Third, we will describe the main components of a modern microprocessor: control, ALUs, memory and caches, registers and busses.

We will address optimization issues involved in designing for both high throughput and low energy, like transistor sizing, dynamic logic, slack matching.

Time permitting, we will describe the main aspects of several microprocessors designed at Caltech in the last decade.

Tutorial Organizers:

Alain J. Martin, Caltech [email protected]
Mika Nystroem, Caltech [email protected]
 

Bios:


Alain J. Martin is a Professor of Computer Science at the California Institute of Technology. He is a graduate from the Institut National Polytechnique de Grenoble, France. His research interests include concurrent and distributed computing, and VLSI design. His research group is well-known for their pioneering work in the area of asynchronous VLSI and asynchronous microprocessor architectures. In particular, they designed the world-first asynchronous microprocessor in 1989.

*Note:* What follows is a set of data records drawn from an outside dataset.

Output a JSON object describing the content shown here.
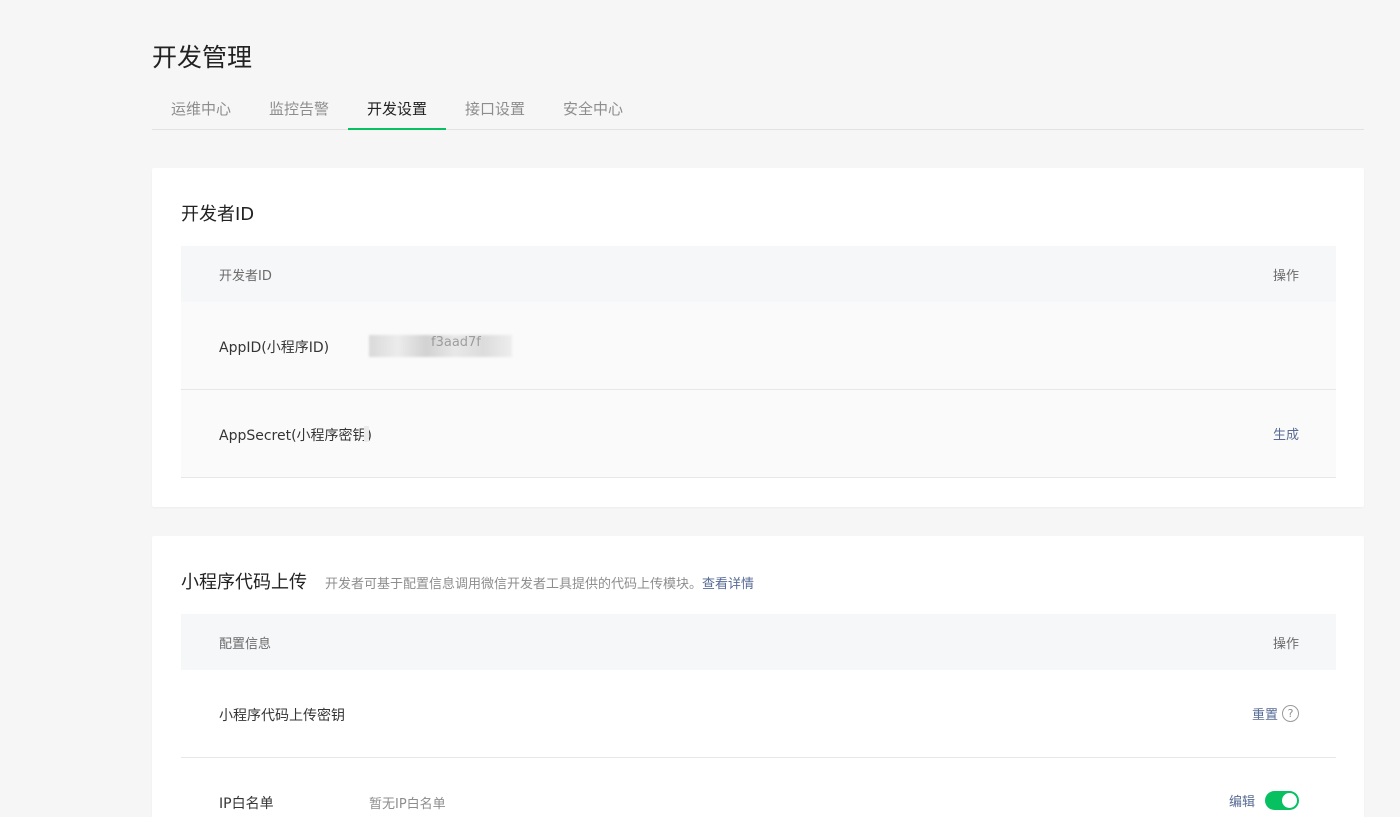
{
  "page": {
    "title": "开发管理"
  },
  "tabs": [
    {
      "label": "运维中心",
      "active": false
    },
    {
      "label": "监控告警",
      "active": false
    },
    {
      "label": "开发设置",
      "active": true
    },
    {
      "label": "接口设置",
      "active": false
    },
    {
      "label": "安全中心",
      "active": false
    }
  ],
  "dev_id": {
    "title": "开发者ID",
    "header": {
      "left": "开发者ID",
      "right": "操作"
    },
    "rows": [
      {
        "label": "AppID(小程序ID)",
        "value": "f3aad7f"
      },
      {
        "label": "AppSecret(小程序密钥)",
        "action": "生成"
      }
    ]
  },
  "upload": {
    "title": "小程序代码上传",
    "desc": "开发者可基于配置信息调用微信开发者工具提供的代码上传模块。",
    "desc_link": "查看详情",
    "header": {
      "left": "配置信息",
      "right": "操作"
    },
    "rows": [
      {
        "label": "小程序代码上传密钥",
        "action": "重置",
        "help_icon": "?"
      },
      {
        "label": "IP白名单",
        "value": "暂无IP白名单",
        "action": "编辑",
        "toggle_on": true
      }
    ]
  },
  "colors": {
    "accent": "#07c160",
    "link": "#576b95"
  }
}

Mika Nystroem was born in Stockholm, Sweden on March 23, 1971. He received S.B. degrees in physics and electrical engineering from the Massachusetts Institute of Technology (MIT), Cambridge, Massachusetts, in 1994, M.S. and Ph.D. degrees in computer science, both from the California Institute of Technology, Pasadena, California, in 1997 and 2001. His graduate research covered a wide range of topics relevant to asynchronous and other high-speed VLSI systems; he was one of the main designers of the Caltech MiniMIPS asynchronous processor, and his Ph.D. thesis work focused on a wide range of design issues encountered in a novel family of ultra-fast asynchronous circuits. Since 2001, he has been with the Department of Computer Science, California Institute of Technology as an Instructor in Computer Science. He won a Silver Medal in the 20th International Physics Olympiad in Warsaw, Poland, in 1989.